Lee had a chat with a friend and told him about his troubling relationship with Dennehy, confiding that she "wanted to dress me up and rape me". He dropped off two CDs at home – then drove to the address where Slaboszewski had been killed to meet Dennehy. She stabbed him on his arrival.
Yet again the motive is hazy. Stretch had told a friend that Dennehy was angry that Lee had not paid her for work she had done and he was "harassing" her. Stretch warned the friend: "She will fucking kill him."
Stretch and Layton were on standby, ready to help with the clean-up. Lee's car was torched and his body dumped in a second ditch. When a farmer found it the next day, it was clothed in a black sequinned dress, his buttocks exposed. Police believe this was an act of post-death "humiliation".
When they heard the body had been found, Dennehy and Stretch fled. They visited a former cellmate of Dennehy's, Gillian Page, in north Norfolk. Page said Dennehy was excited when she saw a police television appeal for information about them. Dennehy was "jumping around" in excitement and joy, said Page. "Jo was ecstatic about it," she said. Dennehy told Page she knew they would be going to jail "for a long time" and compared herself and Stretch to the American outlaws Bonnie and Clyde.
But Dennehy was not finished. She and Stretch picked up another man, Mark Lloyd, and they set off for Hereford. Lloyd said Dennehy told him: "I've killed three people; Gary's helped me dispose of them and I want to do some more. I want my fun."
By Tuesday 2 April they were in Hereford, where Dennehy posed provocatively for a photograph with a jagged-edged knife.
Lloyd said she ran her hand down his neck. "It was like being touched by a rattlesnake," he said. But like Stretch, Lee and Slaboszewski, he was enthralled by Dennehy. "If she had told me to put my head through the windscreen I would have done," he said.

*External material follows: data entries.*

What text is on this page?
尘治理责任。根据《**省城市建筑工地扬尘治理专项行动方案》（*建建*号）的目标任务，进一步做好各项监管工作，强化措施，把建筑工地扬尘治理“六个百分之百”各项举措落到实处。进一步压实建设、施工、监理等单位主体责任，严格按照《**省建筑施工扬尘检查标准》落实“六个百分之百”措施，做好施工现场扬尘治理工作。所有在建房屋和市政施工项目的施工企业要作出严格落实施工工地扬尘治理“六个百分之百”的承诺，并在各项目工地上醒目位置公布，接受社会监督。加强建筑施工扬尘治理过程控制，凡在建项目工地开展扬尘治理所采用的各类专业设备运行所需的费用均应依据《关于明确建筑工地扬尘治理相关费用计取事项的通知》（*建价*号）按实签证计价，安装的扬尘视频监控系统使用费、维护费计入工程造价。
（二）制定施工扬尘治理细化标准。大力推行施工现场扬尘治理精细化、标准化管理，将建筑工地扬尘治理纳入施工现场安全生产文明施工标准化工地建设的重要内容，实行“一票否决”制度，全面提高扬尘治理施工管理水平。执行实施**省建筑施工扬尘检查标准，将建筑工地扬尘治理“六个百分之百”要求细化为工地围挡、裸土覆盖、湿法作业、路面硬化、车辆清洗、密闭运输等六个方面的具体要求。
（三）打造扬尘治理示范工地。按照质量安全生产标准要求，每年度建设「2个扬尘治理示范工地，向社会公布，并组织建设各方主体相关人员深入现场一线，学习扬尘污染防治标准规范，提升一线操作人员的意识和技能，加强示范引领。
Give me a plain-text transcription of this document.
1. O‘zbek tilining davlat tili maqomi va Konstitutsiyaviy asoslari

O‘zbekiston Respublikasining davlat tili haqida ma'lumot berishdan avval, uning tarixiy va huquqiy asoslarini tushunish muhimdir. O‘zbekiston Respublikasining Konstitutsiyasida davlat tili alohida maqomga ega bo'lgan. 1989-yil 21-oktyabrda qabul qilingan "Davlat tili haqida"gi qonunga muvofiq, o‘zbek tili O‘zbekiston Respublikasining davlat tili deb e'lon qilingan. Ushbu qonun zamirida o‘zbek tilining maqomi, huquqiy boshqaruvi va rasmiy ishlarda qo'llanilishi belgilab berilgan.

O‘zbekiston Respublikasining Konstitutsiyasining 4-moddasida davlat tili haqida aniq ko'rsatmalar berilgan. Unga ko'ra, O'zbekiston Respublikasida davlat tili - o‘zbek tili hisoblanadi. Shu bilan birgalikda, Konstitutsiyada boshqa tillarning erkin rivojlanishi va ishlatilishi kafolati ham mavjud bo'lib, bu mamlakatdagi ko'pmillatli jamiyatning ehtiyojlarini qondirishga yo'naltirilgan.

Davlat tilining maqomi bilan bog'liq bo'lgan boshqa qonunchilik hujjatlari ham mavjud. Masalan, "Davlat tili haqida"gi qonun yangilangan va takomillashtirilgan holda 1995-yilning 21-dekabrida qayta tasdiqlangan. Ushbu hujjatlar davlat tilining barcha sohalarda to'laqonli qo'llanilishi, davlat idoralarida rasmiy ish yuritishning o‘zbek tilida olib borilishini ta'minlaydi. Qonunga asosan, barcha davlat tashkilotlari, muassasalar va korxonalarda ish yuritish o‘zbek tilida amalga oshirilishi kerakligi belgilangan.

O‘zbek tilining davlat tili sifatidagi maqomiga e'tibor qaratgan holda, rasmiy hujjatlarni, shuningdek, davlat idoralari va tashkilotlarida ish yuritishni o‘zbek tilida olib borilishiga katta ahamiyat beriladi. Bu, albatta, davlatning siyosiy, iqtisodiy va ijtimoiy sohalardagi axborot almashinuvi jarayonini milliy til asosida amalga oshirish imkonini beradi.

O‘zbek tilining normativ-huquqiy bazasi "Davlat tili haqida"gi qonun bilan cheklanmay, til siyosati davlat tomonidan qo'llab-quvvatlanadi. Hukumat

In Hereford, Dennehy's first target was a dog walker called Robin Bereza. He was stabbed twice before he realised what was happening. "I said: 'What are you doing?' She said: 'I'm hurting you. I'm going to fucking kill you.'
"She just stared right through me. I kicked her and made contact. It had no impact on her. She just came straight towards me. I ran into the road. I put my hand to my jacket and saw all this blood," said Bereza. The attack only stopped when a passerby intervened.

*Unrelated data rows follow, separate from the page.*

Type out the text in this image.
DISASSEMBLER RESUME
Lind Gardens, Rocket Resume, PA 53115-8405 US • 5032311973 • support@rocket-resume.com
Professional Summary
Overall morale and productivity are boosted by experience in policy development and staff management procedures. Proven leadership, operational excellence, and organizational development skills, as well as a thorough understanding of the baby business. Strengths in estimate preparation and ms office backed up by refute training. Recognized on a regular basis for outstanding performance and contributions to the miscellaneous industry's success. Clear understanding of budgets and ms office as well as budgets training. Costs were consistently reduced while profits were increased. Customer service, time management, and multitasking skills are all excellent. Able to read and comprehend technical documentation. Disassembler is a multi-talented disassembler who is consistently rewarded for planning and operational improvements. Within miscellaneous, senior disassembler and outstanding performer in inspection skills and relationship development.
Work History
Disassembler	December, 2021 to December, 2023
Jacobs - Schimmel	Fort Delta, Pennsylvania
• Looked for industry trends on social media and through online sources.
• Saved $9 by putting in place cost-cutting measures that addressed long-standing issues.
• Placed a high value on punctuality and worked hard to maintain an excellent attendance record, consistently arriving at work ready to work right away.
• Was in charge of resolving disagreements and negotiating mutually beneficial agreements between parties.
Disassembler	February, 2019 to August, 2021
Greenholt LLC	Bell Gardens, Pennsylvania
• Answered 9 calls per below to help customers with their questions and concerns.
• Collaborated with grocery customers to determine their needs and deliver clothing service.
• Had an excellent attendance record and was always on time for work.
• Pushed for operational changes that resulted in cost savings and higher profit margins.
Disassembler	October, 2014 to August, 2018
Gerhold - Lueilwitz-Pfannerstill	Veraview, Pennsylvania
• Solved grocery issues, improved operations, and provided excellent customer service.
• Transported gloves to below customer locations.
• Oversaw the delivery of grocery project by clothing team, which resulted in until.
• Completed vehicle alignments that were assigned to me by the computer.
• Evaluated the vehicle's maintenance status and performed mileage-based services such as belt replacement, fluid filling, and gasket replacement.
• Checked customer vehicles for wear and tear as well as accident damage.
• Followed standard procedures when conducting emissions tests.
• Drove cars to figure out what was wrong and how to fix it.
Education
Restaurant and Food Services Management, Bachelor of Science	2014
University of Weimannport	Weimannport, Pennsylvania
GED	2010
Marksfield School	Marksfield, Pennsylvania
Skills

It was like a horror film, Lloyd said. "She strikes him like in the film Psycho. Thrusting and putting her whole weight behind it." Lloyd said she kissed Stretch on the cheek as she got into the car "as if to say thanks".
Lloyd went on: "Afterwards, Gary drove off very, very calmly. It was as if they had just stopped for a McDonald's."
Dennehy's final victim was John Rogers, who was walking his dog on a cycle path. He felt what he thought was a punch in his back. "I turned around and saw the woman who stabbed me just standing there," he said. "She started stabbing me in the chest."
He asked Dennehy: "What's this all about?" She noted he was bleeding and added: "I better do some more."
Rogers said: "She didn't seem to be showing any emotion. She didn't seem to be enjoying herself. She just seemed like she was going about business." He fell to the ground. "As I lay there, I thought: 'This is where I'm going to die.'"
Lloyd said that by this time the blade of Dennehy's knife was as "black as the handle" with blood. He said Dennehy "stank" of blood. Both Hereford victims were taken to hospital by air ambulance and their lives were saved.
Later that day Dennehy and Stretch were arrested and the next morning the bodies of Slaboszewski and Chapman were found. While psychiatrists and criminologists will pore over Dennehy's life and times in search of answers, Stretch summed her up in simple terms during a telephone conversation he made to a former partner while awaiting trial in prison. Asked why she had committed the crimes, he replied: "Well, she's just that way. You know what I mean – she's just off her head."